Evaluation Pipeline and Metrics
The evaluation pipeline encompasses algorithms for open-source and closed-source models. By systematically varying typographic prompt factors and targets, the study utilizes metrics such as Attack Success Rate (ASR) and CLIPScore to measure the susceptibility of model outputs to visual prompt alterations. The methods are validated using both open-source series like LLaVA and Qwen-RF, and closed-source options such as GPT-4o by OpenAI.
Empirical Results and Analysis
Impact of Typographic Visual Prompts
The paper demonstrates that text factors like size, opacity, and position significantly affect TVPI's impact. Larger models tend to be more vulnerable, especially in the VLP domain. Interestingly, while smaller models generally show more resilience to prompt injections, the largest configurations exhibit heightened susceptibility, indicating that model size alone does not straightforwardly correlate with robustness.
Figure 2: The impact of typographic visual prompt injection and typographic word injection on open-source and closed-source I2I GMs. (left) original clean images. (middle) Generated images affected by typographic visual prompt injection. (right) Generated images of closed-source I2I GMs affected by typographic word injection.
Figure 3: The impact of typographic visual prompt and typographic word injection on different targets in VLP tasks (measured by average ASR across four subtasks)

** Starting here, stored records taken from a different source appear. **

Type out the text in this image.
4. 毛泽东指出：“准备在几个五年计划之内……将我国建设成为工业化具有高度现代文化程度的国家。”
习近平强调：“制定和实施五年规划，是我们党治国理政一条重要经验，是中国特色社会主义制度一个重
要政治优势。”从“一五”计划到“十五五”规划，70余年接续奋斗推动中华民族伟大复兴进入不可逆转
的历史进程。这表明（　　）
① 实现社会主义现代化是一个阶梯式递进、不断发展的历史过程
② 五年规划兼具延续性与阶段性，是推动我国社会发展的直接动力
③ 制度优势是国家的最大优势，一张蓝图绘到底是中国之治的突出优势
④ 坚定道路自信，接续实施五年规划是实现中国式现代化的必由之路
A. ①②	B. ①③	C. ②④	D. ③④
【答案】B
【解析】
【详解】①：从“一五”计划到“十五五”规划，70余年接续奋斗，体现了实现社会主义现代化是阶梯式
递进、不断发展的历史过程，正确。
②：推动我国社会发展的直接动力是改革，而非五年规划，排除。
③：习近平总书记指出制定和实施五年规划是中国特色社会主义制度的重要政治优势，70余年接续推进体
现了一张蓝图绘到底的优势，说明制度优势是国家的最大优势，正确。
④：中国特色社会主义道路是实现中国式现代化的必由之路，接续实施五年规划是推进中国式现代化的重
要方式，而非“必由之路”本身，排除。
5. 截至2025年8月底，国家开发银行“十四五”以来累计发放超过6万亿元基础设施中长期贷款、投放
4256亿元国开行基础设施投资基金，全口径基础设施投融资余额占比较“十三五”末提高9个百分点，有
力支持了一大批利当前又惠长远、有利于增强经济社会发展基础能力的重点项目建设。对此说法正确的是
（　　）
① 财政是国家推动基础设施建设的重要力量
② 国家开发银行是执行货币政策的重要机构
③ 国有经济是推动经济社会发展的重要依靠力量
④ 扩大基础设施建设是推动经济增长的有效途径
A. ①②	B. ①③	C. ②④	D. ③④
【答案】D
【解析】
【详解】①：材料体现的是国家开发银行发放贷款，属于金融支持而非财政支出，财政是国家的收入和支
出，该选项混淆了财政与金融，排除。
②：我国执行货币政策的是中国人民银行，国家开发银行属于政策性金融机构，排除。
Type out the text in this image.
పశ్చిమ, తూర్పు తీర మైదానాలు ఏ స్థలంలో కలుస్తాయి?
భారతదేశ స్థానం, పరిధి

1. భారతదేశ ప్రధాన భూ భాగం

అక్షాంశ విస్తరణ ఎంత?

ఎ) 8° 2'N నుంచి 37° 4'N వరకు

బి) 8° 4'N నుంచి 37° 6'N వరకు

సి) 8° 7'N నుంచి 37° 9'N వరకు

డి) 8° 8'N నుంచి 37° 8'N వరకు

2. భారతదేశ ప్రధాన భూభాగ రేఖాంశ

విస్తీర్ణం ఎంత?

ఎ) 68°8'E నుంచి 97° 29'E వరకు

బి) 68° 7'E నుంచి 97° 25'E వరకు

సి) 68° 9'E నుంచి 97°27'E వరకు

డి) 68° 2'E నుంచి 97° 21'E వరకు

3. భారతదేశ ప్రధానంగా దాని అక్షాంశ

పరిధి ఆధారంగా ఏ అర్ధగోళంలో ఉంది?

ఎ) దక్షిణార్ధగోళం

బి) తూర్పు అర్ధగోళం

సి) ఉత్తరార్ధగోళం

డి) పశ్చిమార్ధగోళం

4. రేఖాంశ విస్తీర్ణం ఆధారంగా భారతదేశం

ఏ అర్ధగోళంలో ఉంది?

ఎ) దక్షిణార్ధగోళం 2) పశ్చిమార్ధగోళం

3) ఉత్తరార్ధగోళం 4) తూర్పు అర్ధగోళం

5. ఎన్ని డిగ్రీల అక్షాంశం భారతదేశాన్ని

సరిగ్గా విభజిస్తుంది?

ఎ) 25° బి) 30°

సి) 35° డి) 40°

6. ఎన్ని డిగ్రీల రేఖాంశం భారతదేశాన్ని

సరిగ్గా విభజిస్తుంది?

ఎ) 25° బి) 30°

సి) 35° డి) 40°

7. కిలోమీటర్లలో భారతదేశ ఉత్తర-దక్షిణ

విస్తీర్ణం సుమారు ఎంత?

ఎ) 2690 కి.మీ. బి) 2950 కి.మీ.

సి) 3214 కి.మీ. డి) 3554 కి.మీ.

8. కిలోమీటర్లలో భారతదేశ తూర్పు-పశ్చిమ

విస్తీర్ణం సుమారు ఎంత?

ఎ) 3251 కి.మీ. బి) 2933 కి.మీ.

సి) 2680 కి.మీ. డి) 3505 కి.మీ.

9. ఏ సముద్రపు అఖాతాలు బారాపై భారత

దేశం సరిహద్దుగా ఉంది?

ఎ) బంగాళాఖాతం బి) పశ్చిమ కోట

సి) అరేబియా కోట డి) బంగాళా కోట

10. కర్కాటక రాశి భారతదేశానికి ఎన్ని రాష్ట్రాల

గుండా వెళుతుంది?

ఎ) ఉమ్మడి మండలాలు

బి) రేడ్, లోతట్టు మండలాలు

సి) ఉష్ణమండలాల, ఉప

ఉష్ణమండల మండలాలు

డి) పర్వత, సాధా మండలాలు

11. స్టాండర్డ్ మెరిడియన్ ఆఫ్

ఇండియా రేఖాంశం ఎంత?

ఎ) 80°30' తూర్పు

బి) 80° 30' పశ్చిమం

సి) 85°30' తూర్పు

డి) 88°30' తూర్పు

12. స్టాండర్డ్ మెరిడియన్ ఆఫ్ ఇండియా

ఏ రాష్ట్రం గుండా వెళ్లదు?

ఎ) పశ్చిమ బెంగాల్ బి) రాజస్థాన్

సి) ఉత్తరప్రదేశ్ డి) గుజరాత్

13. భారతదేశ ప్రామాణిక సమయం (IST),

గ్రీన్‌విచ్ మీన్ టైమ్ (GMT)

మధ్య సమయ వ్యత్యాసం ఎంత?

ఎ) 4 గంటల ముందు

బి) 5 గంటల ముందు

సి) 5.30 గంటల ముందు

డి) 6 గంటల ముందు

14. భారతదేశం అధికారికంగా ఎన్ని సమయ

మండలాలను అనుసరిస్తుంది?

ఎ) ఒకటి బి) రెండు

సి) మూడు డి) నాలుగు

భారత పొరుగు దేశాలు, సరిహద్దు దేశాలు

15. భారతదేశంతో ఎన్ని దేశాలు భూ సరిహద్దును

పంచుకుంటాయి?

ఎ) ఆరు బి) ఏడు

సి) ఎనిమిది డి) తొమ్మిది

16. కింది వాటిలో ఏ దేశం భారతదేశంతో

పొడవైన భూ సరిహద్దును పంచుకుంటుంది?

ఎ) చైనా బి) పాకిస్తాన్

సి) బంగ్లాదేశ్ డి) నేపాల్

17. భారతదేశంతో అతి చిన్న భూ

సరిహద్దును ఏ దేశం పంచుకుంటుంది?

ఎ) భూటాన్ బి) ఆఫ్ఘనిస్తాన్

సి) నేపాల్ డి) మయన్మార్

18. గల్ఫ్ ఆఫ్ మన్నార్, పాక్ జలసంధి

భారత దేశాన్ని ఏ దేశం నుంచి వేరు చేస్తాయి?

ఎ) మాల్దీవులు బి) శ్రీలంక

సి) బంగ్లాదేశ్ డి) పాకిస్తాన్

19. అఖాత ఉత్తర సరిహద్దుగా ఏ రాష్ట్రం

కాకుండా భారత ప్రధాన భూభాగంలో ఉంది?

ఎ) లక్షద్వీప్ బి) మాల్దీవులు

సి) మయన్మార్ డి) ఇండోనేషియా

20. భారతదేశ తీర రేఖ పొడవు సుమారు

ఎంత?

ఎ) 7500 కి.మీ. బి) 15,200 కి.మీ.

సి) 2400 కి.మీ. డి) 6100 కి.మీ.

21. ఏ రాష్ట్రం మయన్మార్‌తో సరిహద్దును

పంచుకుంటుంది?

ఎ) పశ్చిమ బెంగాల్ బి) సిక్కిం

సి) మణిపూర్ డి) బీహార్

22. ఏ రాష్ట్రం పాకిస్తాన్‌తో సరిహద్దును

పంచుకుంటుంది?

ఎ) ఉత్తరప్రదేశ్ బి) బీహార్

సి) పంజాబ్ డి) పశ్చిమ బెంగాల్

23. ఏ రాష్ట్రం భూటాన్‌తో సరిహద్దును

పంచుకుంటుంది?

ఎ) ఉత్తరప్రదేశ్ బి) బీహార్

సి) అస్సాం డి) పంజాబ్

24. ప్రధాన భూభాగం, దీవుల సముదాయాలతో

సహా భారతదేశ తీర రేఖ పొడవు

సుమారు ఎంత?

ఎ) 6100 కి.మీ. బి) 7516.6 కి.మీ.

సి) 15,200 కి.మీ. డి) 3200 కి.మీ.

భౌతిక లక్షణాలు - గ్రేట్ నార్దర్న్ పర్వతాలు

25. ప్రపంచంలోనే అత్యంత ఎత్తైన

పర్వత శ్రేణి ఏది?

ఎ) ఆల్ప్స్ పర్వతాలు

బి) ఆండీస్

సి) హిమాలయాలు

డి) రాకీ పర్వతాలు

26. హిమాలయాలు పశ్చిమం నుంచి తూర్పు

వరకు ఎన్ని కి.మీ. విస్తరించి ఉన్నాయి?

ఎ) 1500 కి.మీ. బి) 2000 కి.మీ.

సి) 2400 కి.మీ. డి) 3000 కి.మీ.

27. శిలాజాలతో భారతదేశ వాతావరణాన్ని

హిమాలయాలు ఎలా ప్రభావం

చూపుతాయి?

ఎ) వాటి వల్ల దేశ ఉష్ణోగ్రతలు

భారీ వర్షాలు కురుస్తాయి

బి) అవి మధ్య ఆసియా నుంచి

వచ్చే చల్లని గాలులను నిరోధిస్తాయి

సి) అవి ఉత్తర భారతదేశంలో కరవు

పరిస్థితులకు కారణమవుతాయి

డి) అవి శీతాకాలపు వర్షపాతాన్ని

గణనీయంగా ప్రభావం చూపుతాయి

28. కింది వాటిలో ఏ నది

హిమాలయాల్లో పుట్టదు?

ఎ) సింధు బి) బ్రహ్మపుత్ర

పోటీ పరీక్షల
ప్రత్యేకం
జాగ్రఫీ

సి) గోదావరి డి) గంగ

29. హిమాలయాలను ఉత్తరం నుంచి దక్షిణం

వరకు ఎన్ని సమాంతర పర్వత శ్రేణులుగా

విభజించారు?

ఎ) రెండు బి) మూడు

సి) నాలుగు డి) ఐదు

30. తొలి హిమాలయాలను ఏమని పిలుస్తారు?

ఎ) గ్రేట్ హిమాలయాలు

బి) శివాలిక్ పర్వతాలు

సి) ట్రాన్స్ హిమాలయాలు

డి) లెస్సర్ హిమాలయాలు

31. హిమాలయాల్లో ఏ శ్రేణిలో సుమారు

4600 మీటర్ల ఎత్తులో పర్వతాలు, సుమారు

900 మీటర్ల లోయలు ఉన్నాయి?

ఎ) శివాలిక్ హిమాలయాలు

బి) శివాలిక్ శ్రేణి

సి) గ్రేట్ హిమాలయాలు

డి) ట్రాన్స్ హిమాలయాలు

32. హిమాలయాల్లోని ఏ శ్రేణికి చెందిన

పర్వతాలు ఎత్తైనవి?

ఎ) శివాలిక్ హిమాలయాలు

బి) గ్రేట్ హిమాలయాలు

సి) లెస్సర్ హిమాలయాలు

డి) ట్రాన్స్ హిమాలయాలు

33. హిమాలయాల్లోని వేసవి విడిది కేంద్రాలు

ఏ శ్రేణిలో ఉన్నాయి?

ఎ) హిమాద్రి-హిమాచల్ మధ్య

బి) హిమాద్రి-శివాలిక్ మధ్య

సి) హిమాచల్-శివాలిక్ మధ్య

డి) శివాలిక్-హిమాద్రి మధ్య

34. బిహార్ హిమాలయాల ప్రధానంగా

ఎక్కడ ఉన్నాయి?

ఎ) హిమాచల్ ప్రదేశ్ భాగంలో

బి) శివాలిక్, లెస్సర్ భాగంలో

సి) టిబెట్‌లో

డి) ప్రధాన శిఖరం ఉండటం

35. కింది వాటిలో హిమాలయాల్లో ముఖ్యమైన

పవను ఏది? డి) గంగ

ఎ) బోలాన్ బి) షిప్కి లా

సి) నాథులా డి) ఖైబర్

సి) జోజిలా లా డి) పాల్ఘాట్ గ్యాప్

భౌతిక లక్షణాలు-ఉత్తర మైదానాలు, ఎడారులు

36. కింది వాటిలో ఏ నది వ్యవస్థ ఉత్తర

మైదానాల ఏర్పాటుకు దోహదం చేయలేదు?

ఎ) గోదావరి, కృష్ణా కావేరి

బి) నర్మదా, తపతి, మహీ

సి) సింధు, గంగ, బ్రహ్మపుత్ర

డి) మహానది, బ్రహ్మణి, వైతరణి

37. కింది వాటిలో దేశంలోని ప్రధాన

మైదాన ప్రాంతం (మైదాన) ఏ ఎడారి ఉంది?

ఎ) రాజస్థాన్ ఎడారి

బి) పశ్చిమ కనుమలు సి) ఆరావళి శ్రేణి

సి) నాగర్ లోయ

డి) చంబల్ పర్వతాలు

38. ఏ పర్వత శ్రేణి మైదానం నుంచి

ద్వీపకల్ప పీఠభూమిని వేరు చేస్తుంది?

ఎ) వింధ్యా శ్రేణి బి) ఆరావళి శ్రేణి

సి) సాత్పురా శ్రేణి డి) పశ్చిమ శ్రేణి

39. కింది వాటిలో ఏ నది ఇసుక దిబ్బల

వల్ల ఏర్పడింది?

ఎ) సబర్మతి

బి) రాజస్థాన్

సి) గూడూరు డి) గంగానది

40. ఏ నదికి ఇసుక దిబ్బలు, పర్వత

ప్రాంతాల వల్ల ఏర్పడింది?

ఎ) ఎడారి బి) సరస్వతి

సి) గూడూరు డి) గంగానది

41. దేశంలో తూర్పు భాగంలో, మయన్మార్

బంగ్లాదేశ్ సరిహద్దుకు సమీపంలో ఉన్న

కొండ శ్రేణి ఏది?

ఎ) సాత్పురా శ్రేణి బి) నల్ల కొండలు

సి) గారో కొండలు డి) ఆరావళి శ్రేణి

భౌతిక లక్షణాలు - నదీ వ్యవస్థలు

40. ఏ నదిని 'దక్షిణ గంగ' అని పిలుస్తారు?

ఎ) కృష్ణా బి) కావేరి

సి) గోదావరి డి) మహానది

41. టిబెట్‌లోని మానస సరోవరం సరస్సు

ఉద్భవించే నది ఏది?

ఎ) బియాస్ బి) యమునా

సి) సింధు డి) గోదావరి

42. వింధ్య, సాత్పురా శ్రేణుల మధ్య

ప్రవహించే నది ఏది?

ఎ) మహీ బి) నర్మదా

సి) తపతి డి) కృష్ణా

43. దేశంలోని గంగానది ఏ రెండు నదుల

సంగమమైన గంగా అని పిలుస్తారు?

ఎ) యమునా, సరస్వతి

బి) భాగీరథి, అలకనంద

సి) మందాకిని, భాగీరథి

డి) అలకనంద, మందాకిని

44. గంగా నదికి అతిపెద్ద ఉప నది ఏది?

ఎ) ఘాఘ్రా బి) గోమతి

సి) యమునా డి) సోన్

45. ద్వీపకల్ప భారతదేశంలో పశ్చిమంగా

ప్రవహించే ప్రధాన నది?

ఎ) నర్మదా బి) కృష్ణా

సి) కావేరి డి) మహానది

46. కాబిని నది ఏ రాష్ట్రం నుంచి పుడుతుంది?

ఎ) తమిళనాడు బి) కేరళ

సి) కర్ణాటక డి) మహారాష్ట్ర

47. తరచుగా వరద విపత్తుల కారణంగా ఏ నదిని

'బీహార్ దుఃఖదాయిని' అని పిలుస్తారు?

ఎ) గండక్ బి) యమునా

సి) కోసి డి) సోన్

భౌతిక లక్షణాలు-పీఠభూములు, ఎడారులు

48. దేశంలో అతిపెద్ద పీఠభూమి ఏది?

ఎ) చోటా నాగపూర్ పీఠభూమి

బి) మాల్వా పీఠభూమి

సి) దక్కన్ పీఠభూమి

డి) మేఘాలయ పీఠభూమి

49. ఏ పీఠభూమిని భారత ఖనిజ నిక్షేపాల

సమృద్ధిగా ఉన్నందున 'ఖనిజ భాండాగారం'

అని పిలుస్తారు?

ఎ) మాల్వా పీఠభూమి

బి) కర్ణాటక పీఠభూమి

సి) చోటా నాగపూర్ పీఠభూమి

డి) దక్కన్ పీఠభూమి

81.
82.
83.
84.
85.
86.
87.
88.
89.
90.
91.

Comparative Fragility in Closed-Source Models
Closed-source models, GPT-4o and Claude-3.5-Sonnet, demonstrate notable fragility under TVPI, with significant ASR and CLIPScore elevations showing the adverse effects of typographic interventions. This highlights the broader vulnerability even within commercial systems and raises significant concerns regarding their deployment in sensitive domains.
Mitigation Strategies and Limitations
A simple defense strategy involving prompt modification is tested but demonstrates limited effectiveness. By altering instructions to ignore image text, this methodological adaptation reduces impact marginally, with complex visual information persisting as a challenge requiring more sophisticated countermeasures.
Conclusion
The research highlights the substantial threats typographic visual prompts pose to cross-modality generation models. It underscores the necessity for enhancing model robustness, particularly as these systems become ubiquitously integrated into societal applications. Future work must focus on developing advanced defense mechanisms capable of mitigating these vulnerabilities, ensuring safe and reliable AI applications across domains.